While currently Africa is not sinking in debt as Dr Donald Kaberuka, the former African Development Bank (AfDB) President indicated in his presentation, it is feared that the rate at which African countries are subscribing to commercial loans, especially bonds, could trigger a debt crisis in future.

Dr Vera Songwe, the Executive Secretary of the United Nations Economic Commission for Africa (UNECA) said that while currently the debt levels are nothing to worry about, it is the ability to pay back the debts that is more worrisome.

“It’s not the level of debts that worry us, it’s our ability to pay the debt back, it is our ability to ensure that we can pay the debt back and continue to fund health, fund education and fund other investments that we need,” Dr Songwe said.

Africa’s Eurobond debt surpassed the $100-billion mark earlier this year after Ghana issued $2.7 billion bond. In 2018 alone African countries issued Eurobonds worth $27.1 billion.

On his part, the Governor of the National Bank of Rwanda (BNR) John Rwangombwa said that the meeting in Kigali came at a time when the global economy is facing bigger vulnerabilities that threaten to worsen these debt numbers across the world.
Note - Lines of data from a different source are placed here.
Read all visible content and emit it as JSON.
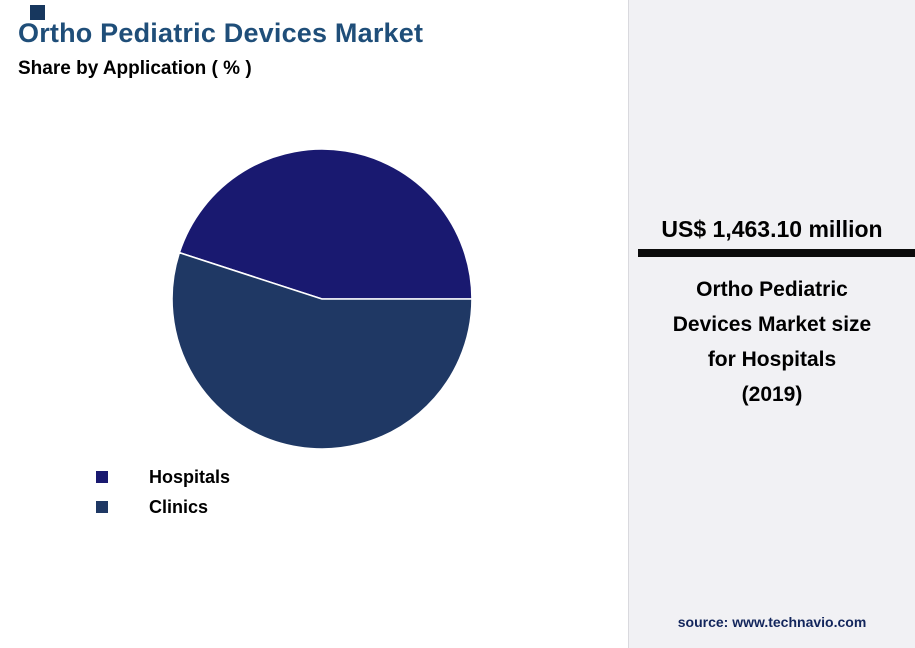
{
  "header": {
    "title": "Ortho Pediatric Devices Market",
    "subtitle": "Share by Application ( % )"
  },
  "chart_data": {
    "type": "pie",
    "title": "Ortho Pediatric Devices Market",
    "subtitle": "Share by Application ( % )",
    "categories": [
      "Hospitals",
      "Clinics"
    ],
    "values": [
      45,
      55
    ],
    "colors": [
      "#191970",
      "#1f3864"
    ],
    "start_angle_deg": 0,
    "direction": "counterclockwise",
    "legend_position": "bottom-left",
    "annotation": "US$ 1,463.10 million — Ortho Pediatric Devices Market size for Hospitals (2019)"
  },
  "legend": {
    "items": [
      {
        "label": "Hospitals",
        "color": "#191970"
      },
      {
        "label": "Clinics",
        "color": "#1f3864"
      }
    ]
  },
  "panel": {
    "highlight_value": "US$ 1,463.10 million",
    "caption_lines": [
      "Ortho Pediatric",
      "Devices Market size",
      "for Hospitals",
      "(2019)"
    ],
    "source": "source: www.technavio.com"
  }
}
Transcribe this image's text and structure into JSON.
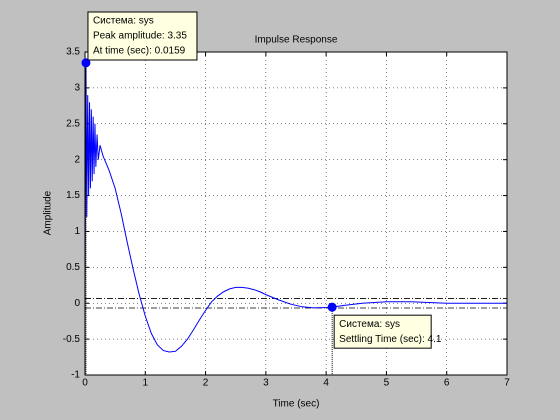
{
  "chart_data": {
    "type": "line",
    "title": "Impulse Response",
    "xlabel": "Time (sec)",
    "ylabel": "Amplitude",
    "x": [
      0,
      0.0159,
      0.03,
      0.045,
      0.06,
      0.075,
      0.09,
      0.105,
      0.12,
      0.135,
      0.15,
      0.165,
      0.18,
      0.2,
      0.22,
      0.25,
      0.3,
      0.4,
      0.5,
      0.6,
      0.7,
      0.8,
      0.9,
      1.0,
      1.1,
      1.2,
      1.3,
      1.4,
      1.5,
      1.6,
      1.7,
      1.8,
      1.9,
      2.0,
      2.1,
      2.2,
      2.3,
      2.4,
      2.5,
      2.6,
      2.7,
      2.8,
      2.9,
      3.0,
      3.2,
      3.4,
      3.6,
      3.8,
      4.0,
      4.1,
      4.3,
      4.6,
      5.0,
      5.4,
      6.0,
      7.0
    ],
    "series": [
      {
        "color": "#0000ff",
        "values": [
          0,
          3.35,
          1.2,
          2.9,
          1.5,
          2.8,
          1.6,
          2.7,
          1.7,
          2.6,
          1.8,
          2.5,
          1.9,
          2.35,
          2.0,
          2.2,
          2.05,
          1.85,
          1.6,
          1.25,
          0.85,
          0.47,
          0.12,
          -0.18,
          -0.42,
          -0.58,
          -0.66,
          -0.68,
          -0.67,
          -0.6,
          -0.5,
          -0.37,
          -0.23,
          -0.1,
          0.02,
          0.1,
          0.16,
          0.2,
          0.22,
          0.22,
          0.21,
          0.19,
          0.16,
          0.12,
          0.05,
          -0.01,
          -0.05,
          -0.065,
          -0.06,
          -0.055,
          -0.03,
          0.0,
          0.02,
          0.02,
          0.0,
          0.0
        ]
      }
    ],
    "xlim": [
      0,
      7
    ],
    "xticks": [
      0,
      1,
      2,
      3,
      4,
      5,
      6,
      7
    ],
    "ylim": [
      -1,
      3.5
    ],
    "yticks": [
      -1,
      -0.5,
      0,
      0.5,
      1,
      1.5,
      2,
      2.5,
      3,
      3.5
    ],
    "grid": true,
    "settling_bounds": [
      -0.067,
      0.067
    ],
    "annotations": [
      {
        "x": 0.0159,
        "y": 3.35,
        "lines": [
          "Система: sys",
          "Peak amplitude: 3.35",
          "At time (sec): 0.0159"
        ]
      },
      {
        "x": 4.1,
        "y": -0.055,
        "lines": [
          "Система: sys",
          "Settling Time (sec): 4.1"
        ]
      }
    ]
  }
}
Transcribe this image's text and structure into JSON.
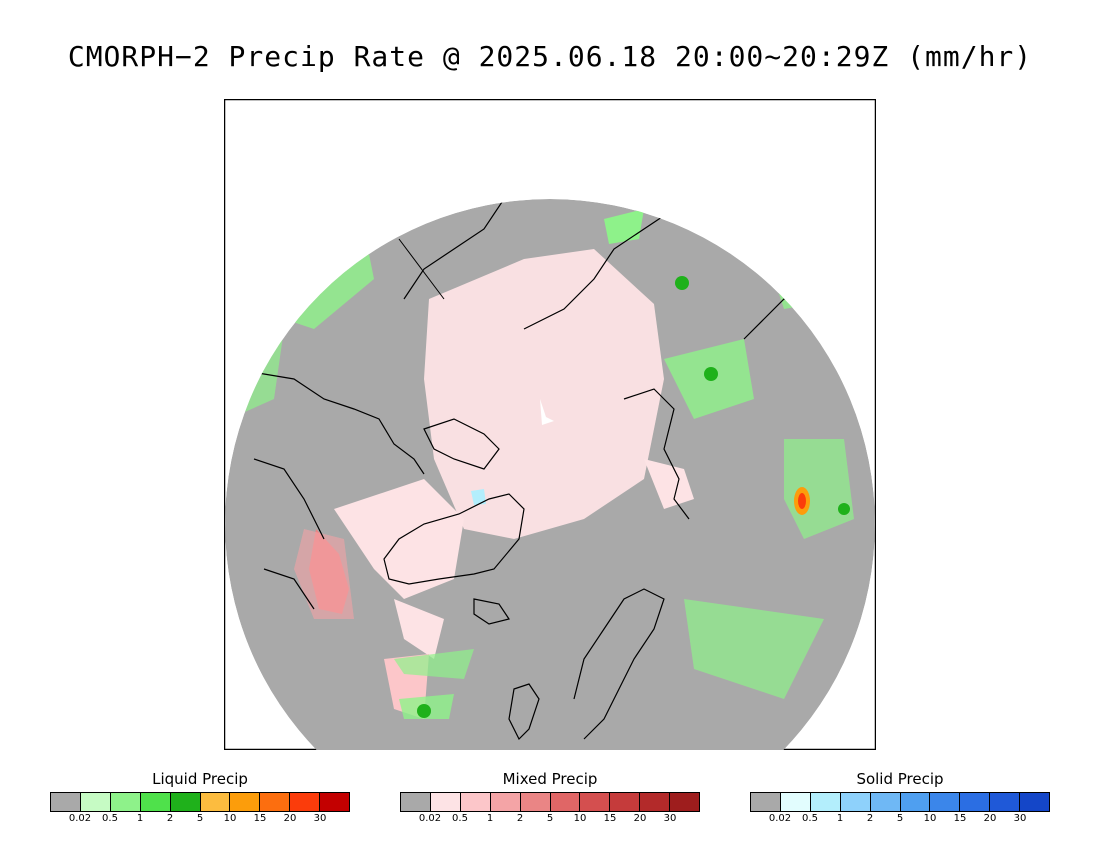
{
  "title": "CMORPH−2 Precip Rate @ 2025.06.18 20:00~20:29Z (mm/hr)",
  "map": {
    "projection": "north polar stereographic",
    "background_color": "#a9a9a9",
    "coastline_color": "#000000"
  },
  "legends": [
    {
      "id": "liquid",
      "title": "Liquid Precip",
      "colors": [
        "#a9a9a9",
        "#c6fbc4",
        "#8ef28a",
        "#4fe14b",
        "#1fb11b",
        "#fcbc3f",
        "#fc9d0b",
        "#fc6e0f",
        "#fb3c0b",
        "#c30000"
      ],
      "ticks": [
        "0.02",
        "0.5",
        "1",
        "2",
        "5",
        "10",
        "15",
        "20",
        "30"
      ]
    },
    {
      "id": "mixed",
      "title": "Mixed Precip",
      "colors": [
        "#a9a9a9",
        "#fde3e5",
        "#fcc6c9",
        "#f4a4a6",
        "#ea8585",
        "#e06666",
        "#d44f4f",
        "#c53b3b",
        "#b32a2a",
        "#9e1d1d"
      ],
      "ticks": [
        "0.02",
        "0.5",
        "1",
        "2",
        "5",
        "10",
        "15",
        "20",
        "30"
      ]
    },
    {
      "id": "solid",
      "title": "Solid Precip",
      "colors": [
        "#a9a9a9",
        "#e2fdfe",
        "#b3eefc",
        "#8ed1fb",
        "#6fb8f5",
        "#4f9ff0",
        "#3b86ea",
        "#2b6ee3",
        "#1f59d8",
        "#1446c8"
      ],
      "ticks": [
        "0.02",
        "0.5",
        "1",
        "2",
        "5",
        "10",
        "15",
        "20",
        "30"
      ]
    }
  ]
}
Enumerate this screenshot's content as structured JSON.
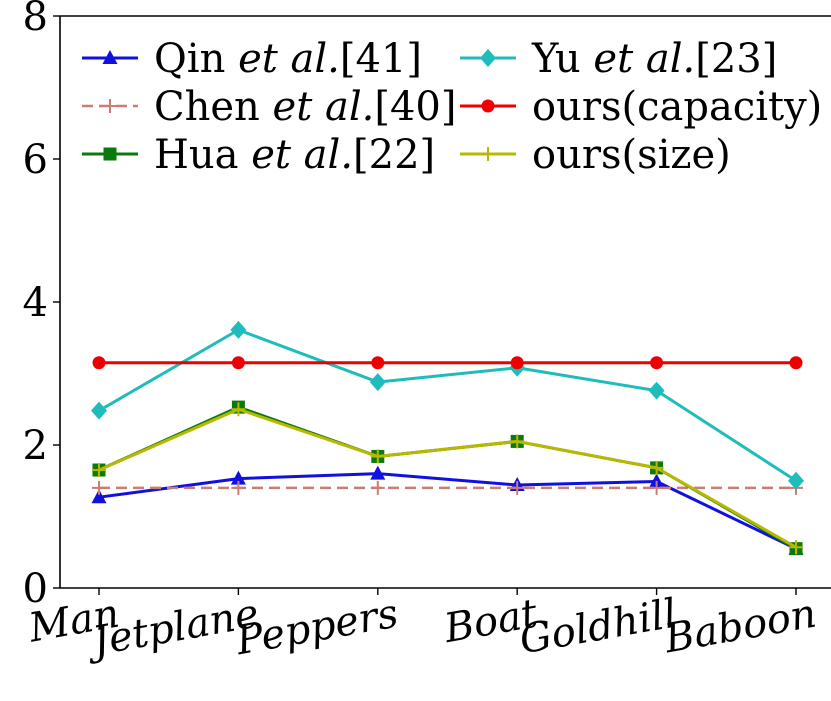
{
  "chart_data": {
    "type": "line",
    "categories": [
      "Man",
      "Jetplane",
      "Peppers",
      "Boat",
      "Goldhill",
      "Baboon"
    ],
    "ylim": [
      0,
      8
    ],
    "yticks": [
      "0",
      "2",
      "4",
      "6",
      "8"
    ],
    "grid": false,
    "legend_position": "top",
    "series": [
      {
        "name": "Qin",
        "name_suffix": "et al.",
        "ref": "[41]",
        "color": "#1010e0",
        "marker": "triangle",
        "dash": "solid",
        "values": [
          1.27,
          1.53,
          1.6,
          1.44,
          1.49,
          0.55
        ]
      },
      {
        "name": "Chen",
        "name_suffix": "et al.",
        "ref": "[40]",
        "color": "#c97d74",
        "marker": "plus",
        "dash": "dashed",
        "values": [
          1.4,
          1.4,
          1.4,
          1.4,
          1.4,
          1.4
        ]
      },
      {
        "name": "Hua",
        "name_suffix": "et al.",
        "ref": "[22]",
        "color": "#0a7a0a",
        "marker": "square",
        "dash": "solid",
        "values": [
          1.65,
          2.53,
          1.84,
          2.05,
          1.68,
          0.55
        ]
      },
      {
        "name": "Yu",
        "name_suffix": "et al.",
        "ref": "[23]",
        "color": "#1fbcbc",
        "marker": "diamond",
        "dash": "solid",
        "values": [
          2.48,
          3.61,
          2.88,
          3.08,
          2.76,
          1.5
        ]
      },
      {
        "name": "ours(capacity)",
        "name_suffix": "",
        "ref": "",
        "color": "#ee0000",
        "marker": "circle",
        "dash": "solid",
        "values": [
          3.15,
          3.15,
          3.15,
          3.15,
          3.15,
          3.15
        ]
      },
      {
        "name": "ours(size)",
        "name_suffix": "",
        "ref": "",
        "color": "#b8b800",
        "marker": "plus",
        "dash": "solid",
        "values": [
          1.65,
          2.5,
          1.84,
          2.05,
          1.68,
          0.57
        ]
      }
    ]
  }
}
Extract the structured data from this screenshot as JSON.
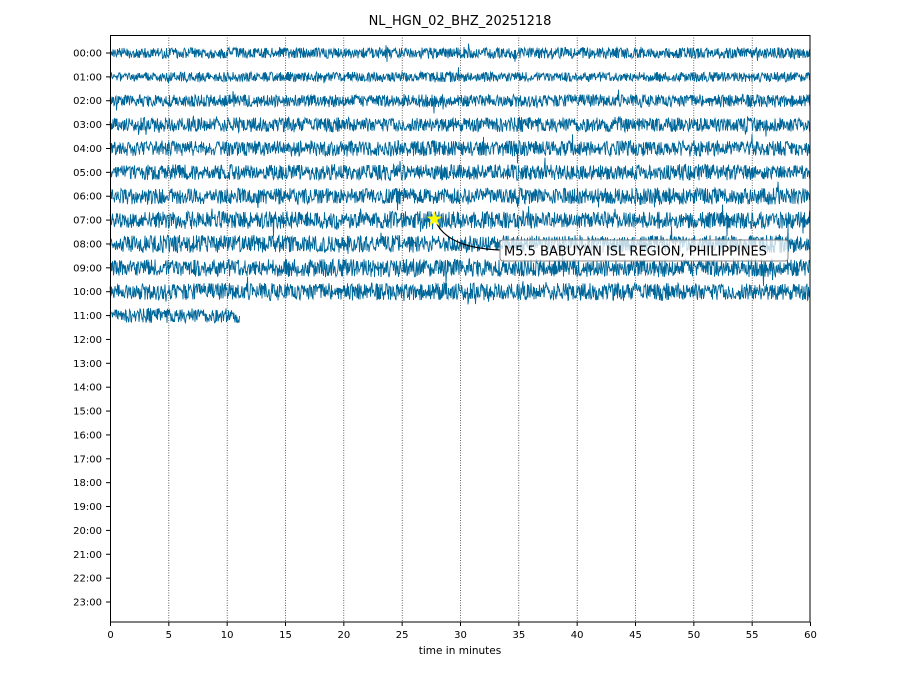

“Just last week the IMF announced that it had revised downwards the global GDP growth numbers for the years 2019 and 2020 because of the likely negative impacts of the trade wars between the US and China plus the uncertainties surrounding Brexit,”

“We have a saying in Kinyarwanda which literally translates; “when two elephants fight it’s the grass that suffers,” Rwangombwa said, adding that if Africans don’t put their act together, it will easily be the grass at the mercy of the feet of the two global giants fighting each other.

Rwangombwa emphasised that the rising sovereign debt challenge is not a unique problem to Africa because many Global economies are facing a similar problem as data from the IMF shows.

“In 2017 sovereign debt in advanced economies was averaging 266% of GDP, while that of emerging markets was at 168 percent of GDP,”

“In the same year, the average public debt for the African continent was at 45 percent of GDP, with 19 countries above 60%, the then threshold set by the African Monetary Co-operation Programme,” Rwangombwa explained.

He said that the structure of African economies which rely heavily on commodity exports is susceptible to price shocks and the vulnerabilities, a problem he believes the AfCFTA will solve, committing that Central Bank Governors will support the implementation process.

“The commitment of our leaders to unite Africa demonstrated by this historic milestone gives us confidence that we will solidify our continent into a rock that can withstand the global economic challenges,” Rwangombwa said.

Trade under AfCFTA will commence on July 1, 2020.